Making Safety Personal

Following his recovery and his family life in shambles, Morecraft said he essentially ran away from home and one day wound up at Yosemite National Park. There, he stood out at Glacier Point and started to cry in awe of the view. He said it was at that moment he decided take responsibility for his life and use it for good. He began his motivational speech circuit shortly after. This struck a personal chord with me as I stood at that very same spot at Glacier Point with my wife two days earlier on our honeymoon (we wrapped our honeymoon around the NSC show).

So other than having your employees attend a motivational speech like Morecraft’s, how do you effectively enhance a culture of safety at your industrial workplace for your employees? Morecraft has a simple solution: Make it personal, and make it about family.

“Why is it so hard to ask the guy next to you to wear a seatbelt? To wear safety glasses? It’s the macho thing, and we don’t want to piss anyone off,” Morecraft said. “Piss someone off. You have to be willing to do that."

CEOs can stress safety all they want and safety managers give out gold stars for going so many days without an accident, but the culture still won’t set in. “Make it about their families. Employees don’t care about what the CEO thinks. It has to be about family,” Morecraft stressed. “When’s the last time you changed your ways because someone gave you a shirt that says ‘Work Safe’?”

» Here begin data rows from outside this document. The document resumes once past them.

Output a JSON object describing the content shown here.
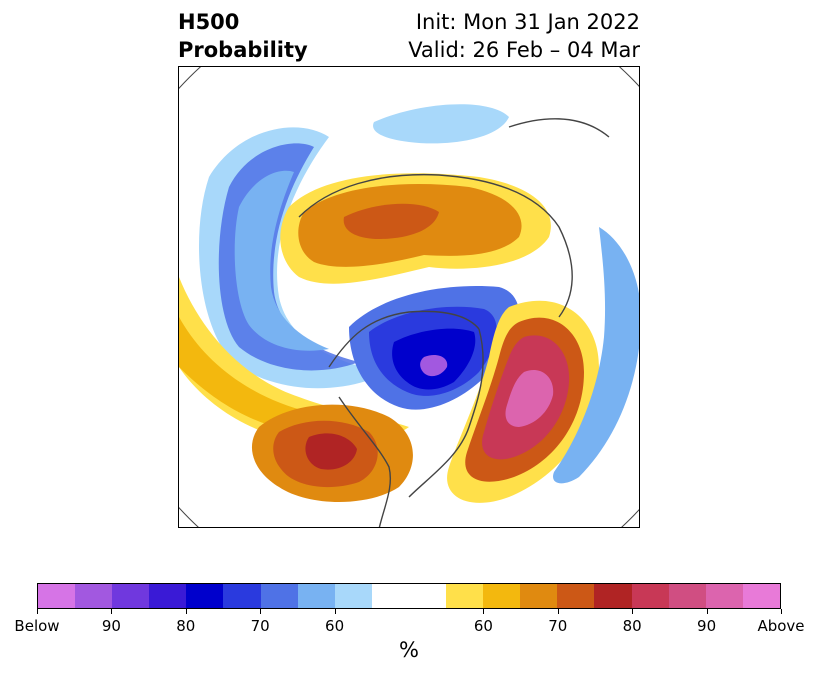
{
  "header": {
    "title_line1": "H500",
    "title_line2": "Probability",
    "init_text": "Init: Mon 31 Jan 2022",
    "valid_text": "Valid: 26 Feb – 04 Mar"
  },
  "map": {
    "projection": "north-polar-stereographic",
    "features": [
      {
        "name": "below-normal-arctic-russia",
        "category": "below",
        "level": "50-60"
      },
      {
        "name": "below-normal-north-pacific-band",
        "category": "below",
        "level": "50-65"
      },
      {
        "name": "below-normal-canada-core",
        "category": "below",
        "level": "90+"
      },
      {
        "name": "below-normal-north-atlantic-strip",
        "category": "below",
        "level": "50-70"
      },
      {
        "name": "above-normal-siberia",
        "category": "above",
        "level": "60-75"
      },
      {
        "name": "above-normal-pacific-band",
        "category": "above",
        "level": "50-60"
      },
      {
        "name": "above-normal-southwest-us",
        "category": "above",
        "level": "60-80"
      },
      {
        "name": "above-normal-atlantic",
        "category": "above",
        "level": "60-95"
      }
    ]
  },
  "colorbar": {
    "colors": [
      "#d674e6",
      "#a258e0",
      "#7038de",
      "#3a1ad6",
      "#0000cc",
      "#2a3ade",
      "#4f72e6",
      "#78b2f2",
      "#a8d8fa",
      "#ffffff",
      "#ffffff",
      "#ffe04a",
      "#f3b80e",
      "#e08a10",
      "#cc5816",
      "#b02424",
      "#c83856",
      "#d04e82",
      "#dc64ae",
      "#e87ad8"
    ],
    "tick_labels": [
      "Below",
      "90",
      "80",
      "70",
      "60",
      "60",
      "70",
      "80",
      "90",
      "Above"
    ],
    "tick_indices": [
      0,
      2,
      4,
      6,
      8,
      12,
      14,
      16,
      18,
      20
    ],
    "unit_label": "%"
  }
}
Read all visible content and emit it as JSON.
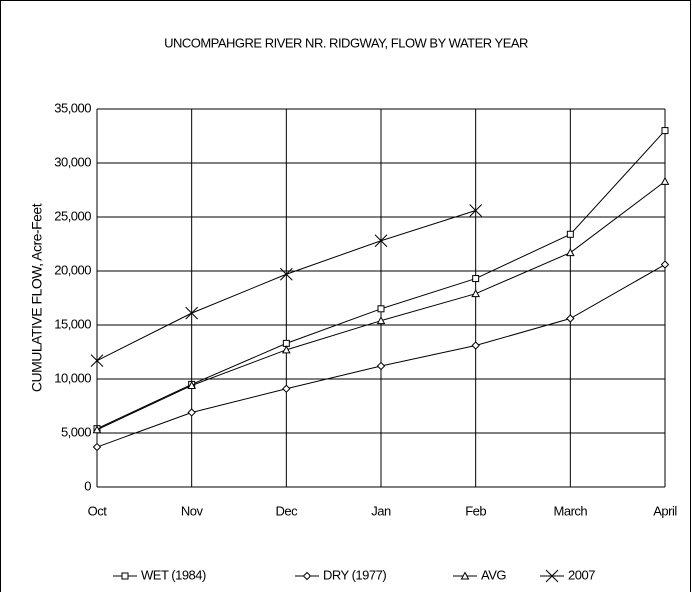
{
  "chart_data": {
    "type": "line",
    "title": "UNCOMPAHGRE RIVER NR. RIDGWAY, FLOW BY WATER YEAR",
    "y_label": "CUMULATIVE FLOW, Acre-Feet",
    "categories": [
      "Oct",
      "Nov",
      "Dec",
      "Jan",
      "Feb",
      "March",
      "April"
    ],
    "series": [
      {
        "name": "WET (1984)",
        "color": "#000000",
        "marker": "square",
        "values": [
          5400,
          9500,
          13300,
          16500,
          19300,
          23400,
          33000
        ]
      },
      {
        "name": "DRY (1977)",
        "color": "#000000",
        "marker": "diamond",
        "values": [
          3700,
          6900,
          9100,
          11200,
          13100,
          15600,
          20600
        ]
      },
      {
        "name": "AVG",
        "color": "#000000",
        "marker": "triangle",
        "values": [
          5300,
          9400,
          12700,
          15400,
          17900,
          21700,
          28300
        ]
      },
      {
        "name": "2007",
        "color": "#000000",
        "marker": "x",
        "values": [
          11700,
          16100,
          19700,
          22800,
          25600,
          null,
          null
        ]
      }
    ],
    "ylim": [
      0,
      35000
    ],
    "yticks": [
      0,
      {
        "value": 5000,
        "label": "5,000"
      },
      {
        "value": 10000,
        "label": "10,000"
      },
      {
        "value": 15000,
        "label": "15,000"
      },
      {
        "value": 20000,
        "label": "20,000"
      },
      {
        "value": 25000,
        "label": "25,000"
      },
      {
        "value": 30000,
        "label": "30,000"
      },
      {
        "value": 35000,
        "label": "35,000"
      }
    ],
    "grid": true,
    "legend": "bottom"
  }
}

Morecraft said that safety programs that give out awards for going a certain amount of time without an accident are worthless, and that companies should instead give pro-active awards for employees making a difference — organizing/holding safety meetings or safety training. Don’t give awards just for showing up.

“It’s personal,” Morecraft said with conviction, ending his speech. “It’s just personal.”